NEW RESEARCH by rail union RMT has revealed that nearly half of the maintenance job cuts planned by Network Rail are targeted at the West Coast Main Line, a franchise operated by Virgin Trains and the busiest rail corridor on the entire UK system.
Detailed information received by RMT has confirmed that 1448 jobs on Network Rail maintenance have now been identified for the axe. 650 of those posts are on the West Coast Main Line (WCML).
WCML has been plagued with problems since a multi-billion pound upgrade that have hit services hard. Those repeated infrastructure failures have required additional input from maintenance crews on a regular basis. RMT are warning that the line will be thrown into "total chaos" if the proposed job cuts are allowed to go through.

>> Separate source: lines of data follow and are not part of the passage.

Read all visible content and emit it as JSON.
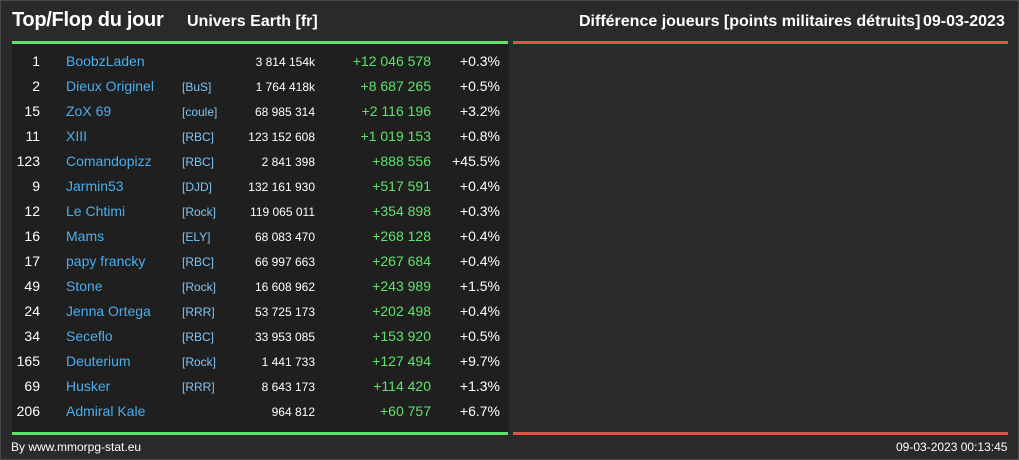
{
  "header": {
    "title": "Top/Flop du jour",
    "universe": "Univers Earth [fr]",
    "metric": "Différence joueurs [points militaires détruits]",
    "date": "09-03-2023"
  },
  "colors": {
    "background": "#2a2a2a",
    "panel": "#1f1f1f",
    "accent_green": "#5ee36b",
    "accent_red": "#e0524a",
    "player_name": "#4aaeee",
    "alliance_tag": "#7fc4f5"
  },
  "players": [
    {
      "rank": "1",
      "name": "BoobzLaden",
      "tag": "",
      "points": "3 814 154k",
      "diff": "+12 046 578",
      "pct": "+0.3%"
    },
    {
      "rank": "2",
      "name": "Dieux Originel",
      "tag": "[BuS]",
      "points": "1 764 418k",
      "diff": "+8 687 265",
      "pct": "+0.5%"
    },
    {
      "rank": "15",
      "name": "ZoX 69",
      "tag": "[coule]",
      "points": "68 985 314",
      "diff": "+2 116 196",
      "pct": "+3.2%"
    },
    {
      "rank": "11",
      "name": "XIII",
      "tag": "[RBC]",
      "points": "123 152 608",
      "diff": "+1 019 153",
      "pct": "+0.8%"
    },
    {
      "rank": "123",
      "name": "Comandopizz",
      "tag": "[RBC]",
      "points": "2 841 398",
      "diff": "+888 556",
      "pct": "+45.5%"
    },
    {
      "rank": "9",
      "name": "Jarmin53",
      "tag": "[DJD]",
      "points": "132 161 930",
      "diff": "+517 591",
      "pct": "+0.4%"
    },
    {
      "rank": "12",
      "name": "Le Chtimi",
      "tag": "[Rock]",
      "points": "119 065 011",
      "diff": "+354 898",
      "pct": "+0.3%"
    },
    {
      "rank": "16",
      "name": "Mams",
      "tag": "[ELY]",
      "points": "68 083 470",
      "diff": "+268 128",
      "pct": "+0.4%"
    },
    {
      "rank": "17",
      "name": "papy francky",
      "tag": "[RBC]",
      "points": "66 997 663",
      "diff": "+267 684",
      "pct": "+0.4%"
    },
    {
      "rank": "49",
      "name": "Stone",
      "tag": "[Rock]",
      "points": "16 608 962",
      "diff": "+243 989",
      "pct": "+1.5%"
    },
    {
      "rank": "24",
      "name": "Jenna Ortega",
      "tag": "[RRR]",
      "points": "53 725 173",
      "diff": "+202 498",
      "pct": "+0.4%"
    },
    {
      "rank": "34",
      "name": "Seceflo",
      "tag": "[RBC]",
      "points": "33 953 085",
      "diff": "+153 920",
      "pct": "+0.5%"
    },
    {
      "rank": "165",
      "name": "Deuterium",
      "tag": "[Rock]",
      "points": "1 441 733",
      "diff": "+127 494",
      "pct": "+9.7%"
    },
    {
      "rank": "69",
      "name": "Husker",
      "tag": "[RRR]",
      "points": "8 643 173",
      "diff": "+114 420",
      "pct": "+1.3%"
    },
    {
      "rank": "206",
      "name": "Admiral Kale",
      "tag": "",
      "points": "964 812",
      "diff": "+60 757",
      "pct": "+6.7%"
    }
  ],
  "footer": {
    "credit": "By www.mmorpg-stat.eu",
    "timestamp": "09-03-2023 00:13:45"
  }
}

Network Rail was fined £14 million for engineering overruns at Rugby over the Christmas and New Year period 2007/2008. There have been repeated rows over who is responsible for poor service delivery with Virgin Trains.
WCML is forecast to be running at full capacity by the end of the next decade, increasing the maintenance demand on the route.
Bob Crow, RMT General Secretary, said:
"With the well-documented history of infrastructure problems and failures on the West Coast Main Line it simply defies all logic that Network Rail could even be considering axing 650 maintenance jobs as part of their national cost reduction plan.
"We should also remember that the Grayrigg disaster occurred on the WCML and that reports into that incident fingered systemic problems with the maintenance regime. Under those circumstances alone it beggars belief that Network Rail could be even considering hundreds of maintenance job cuts.
"RMT is committed to fighting the national jobs cull across Network Rail and we will be drawing in political and public support across the country for what is an important battle for safety and reliability on the rail network."